Your Life Span? Ask the Calculator

Many issues facing retirees revolve around life expectancy. These online tools may be able to help.

My Comment: Last month I passed a significant milestone; the number of days my father lived before he died. Yes, we’re supposed to live longer than our parents, due to advances in medicine and an awareness of how lifestyle decisions can affect our well being. But as I approached age 70 and passed it, I was very aware of my father’s death.

As a financial planner and advisor, I’m also very aware that in our society, having more money than less is a good thing. But getting to that point is difficult, and for many of us, the stars that were aligned before the recent global meltdown, are no longer aligned and its necessary for us to work hard to get it all straightened out. Much of my time is spent helping others re-align their financial stars.

When people have asked me over the years “when is the best time to buy life insurance?”, the best answer has always been “60 days before you die. When would you like me to come by and have you sign the application form?”. Here are some key paragraphs from an article that you might find helpful if you want to get closer to an impossible answer:

By Eleanor Laise | Kiplinger – Mon, Apr 30, 2012

… Life-span predictions may sound like the stuff of tarot cards and palm readers.

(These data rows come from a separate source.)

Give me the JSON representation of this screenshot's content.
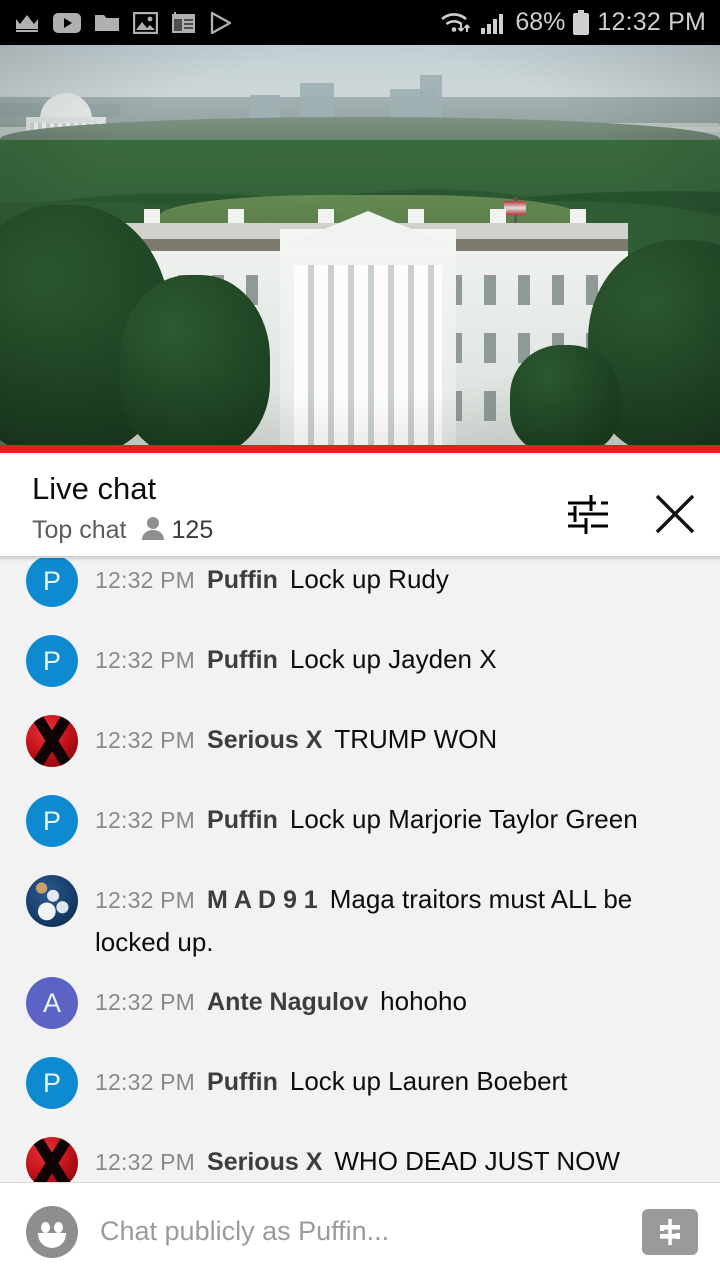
{
  "status_bar": {
    "time": "12:32 PM",
    "battery_percent": "68%",
    "left_icons": [
      "crown-icon",
      "youtube-icon",
      "folder-icon",
      "photos-icon",
      "notes-icon",
      "play-store-icon"
    ],
    "right_icons": [
      "wifi-icon",
      "signal-icon",
      "battery-icon"
    ]
  },
  "video": {
    "scene_description": "White House south lawn live stream",
    "progress_color": "#eb1c1c"
  },
  "chat_header": {
    "title": "Live chat",
    "mode": "Top chat",
    "viewer_count": "125",
    "settings_icon": "tune-icon",
    "close_icon": "close-icon"
  },
  "messages": [
    {
      "time": "12:32 PM",
      "author": "Puffin",
      "text": "Lock up Rudy",
      "avatar_type": "letter",
      "avatar_letter": "P",
      "avatar_color": "#0e8ad0"
    },
    {
      "time": "12:32 PM",
      "author": "Puffin",
      "text": "Lock up Jayden X",
      "avatar_type": "letter",
      "avatar_letter": "P",
      "avatar_color": "#0e8ad0"
    },
    {
      "time": "12:32 PM",
      "author": "Serious X",
      "text": "TRUMP WON",
      "avatar_type": "xbox",
      "avatar_letter": "",
      "avatar_color": "#c4121a"
    },
    {
      "time": "12:32 PM",
      "author": "Puffin",
      "text": "Lock up Marjorie Taylor Green",
      "avatar_type": "letter",
      "avatar_letter": "P",
      "avatar_color": "#0e8ad0"
    },
    {
      "time": "12:32 PM",
      "author": "M A D 9 1",
      "text": "Maga traitors must ALL be locked up.",
      "avatar_type": "earth",
      "avatar_letter": "",
      "avatar_color": "#2a5a92"
    },
    {
      "time": "12:32 PM",
      "author": "Ante Nagulov",
      "text": "hohoho",
      "avatar_type": "letter",
      "avatar_letter": "A",
      "avatar_color": "#5d63c4"
    },
    {
      "time": "12:32 PM",
      "author": "Puffin",
      "text": "Lock up Lauren Boebert",
      "avatar_type": "letter",
      "avatar_letter": "P",
      "avatar_color": "#0e8ad0"
    },
    {
      "time": "12:32 PM",
      "author": "Serious X",
      "text": "WHO DEAD JUST NOW",
      "avatar_type": "xbox",
      "avatar_letter": "",
      "avatar_color": "#c4121a"
    }
  ],
  "input_bar": {
    "placeholder": "Chat publicly as Puffin...",
    "value": "",
    "emoji_icon": "emoji-smiley-icon",
    "superchat_icon": "super-chat-dollar-icon"
  }
}
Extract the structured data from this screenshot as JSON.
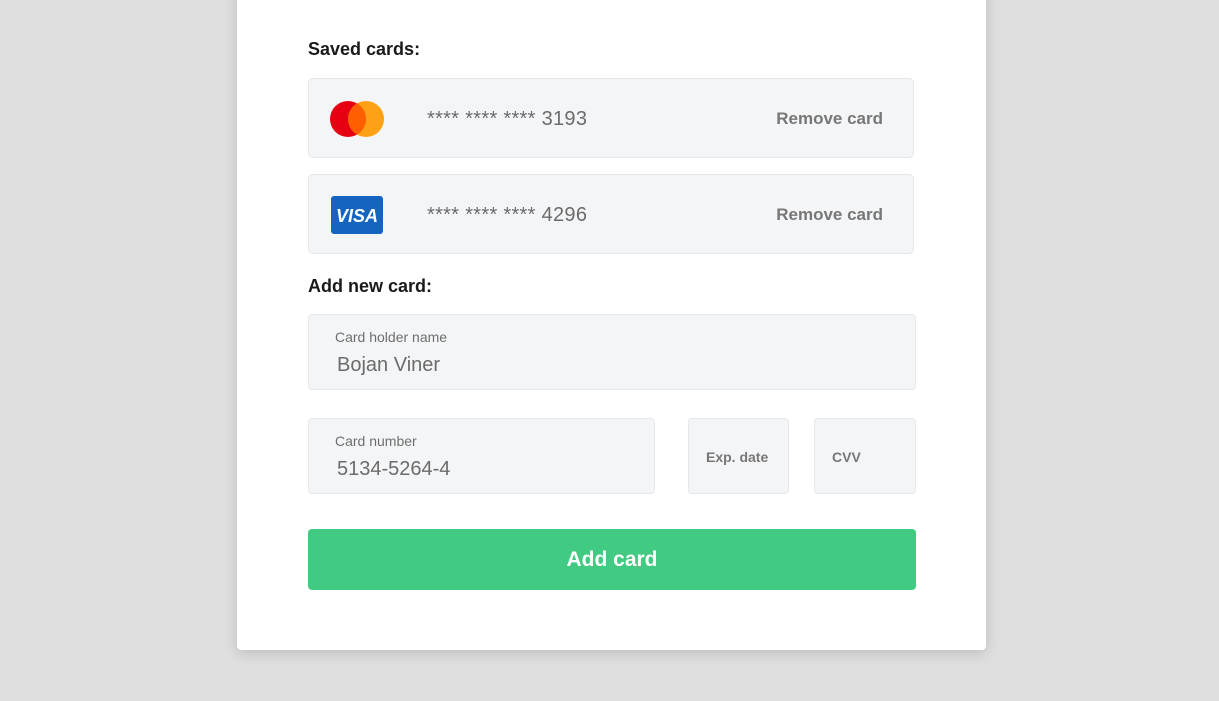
{
  "saved_cards": {
    "title": "Saved cards:",
    "items": [
      {
        "brand": "mastercard",
        "brand_colors": [
          "#eb001b",
          "#ff9a00"
        ],
        "masked_number": "**** **** **** 3193",
        "remove_label": "Remove card"
      },
      {
        "brand": "visa",
        "brand_text": "VISA",
        "brand_color": "#1565c0",
        "masked_number": "**** **** **** 4296",
        "remove_label": "Remove card"
      }
    ]
  },
  "new_card": {
    "title": "Add new card:",
    "holder_name": {
      "label": "Card holder name",
      "value": "Bojan Viner"
    },
    "card_number": {
      "label": "Card number",
      "value": "5134-5264-4"
    },
    "exp_date": {
      "placeholder": "Exp. date"
    },
    "cvv": {
      "placeholder": "CVV"
    },
    "submit_label": "Add card"
  },
  "colors": {
    "accent": "#41ca81",
    "background": "#dfdfdf",
    "panel": "#ffffff",
    "field_bg": "#f4f5f7"
  }
}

But an increasingly sophisticated set of online tools promise to help individuals gain a sense of how long they might live — and retirees, health care providers and financial planners are paying attention.

… Although patients and doctors are sometimes reluctant to discuss the issue, life expectancy can be a key factor in many health care decisions. For example, life expectancy may play into an elderly patient’s decision to undergo various types of cancer screening. Older patients with a relatively short life expectancy — say, five years or less — might consider that potential screening benefits could take many years to materialize, whereas risks could show up right away. Those risks might include false-positive results that trigger unnecessary follow-up procedures as well as the identification and treatment of cancers that are unlikely to produce symptoms during your lifetime. A person with a long life expectancy, however, might focus on long-term benefits more than near-term risks.

… “Many of the things we do in medicine impose risks immediately with delayed benefits,” says Dr. Sei Lee, assistant professor of geriatrics at the University of California, San Francisco. Although colonoscopies and mammograms decrease cancer deaths, usually those benefits take five to ten years to be seen, he says.

Dr. Lee, along with several colleagues, this year launched ePrognosis.org, a site that helps health care providers get a better handle on those risk-benefit tradeoffs. The site offers 16 different calculators that estimate mortality risk over specific time periods for various groups of older adults, including those who are hospitalized, in nursing homes or living at home. Although the tools are intended for health care providers, you can use them by clicking a button stating that you’re a health care professional.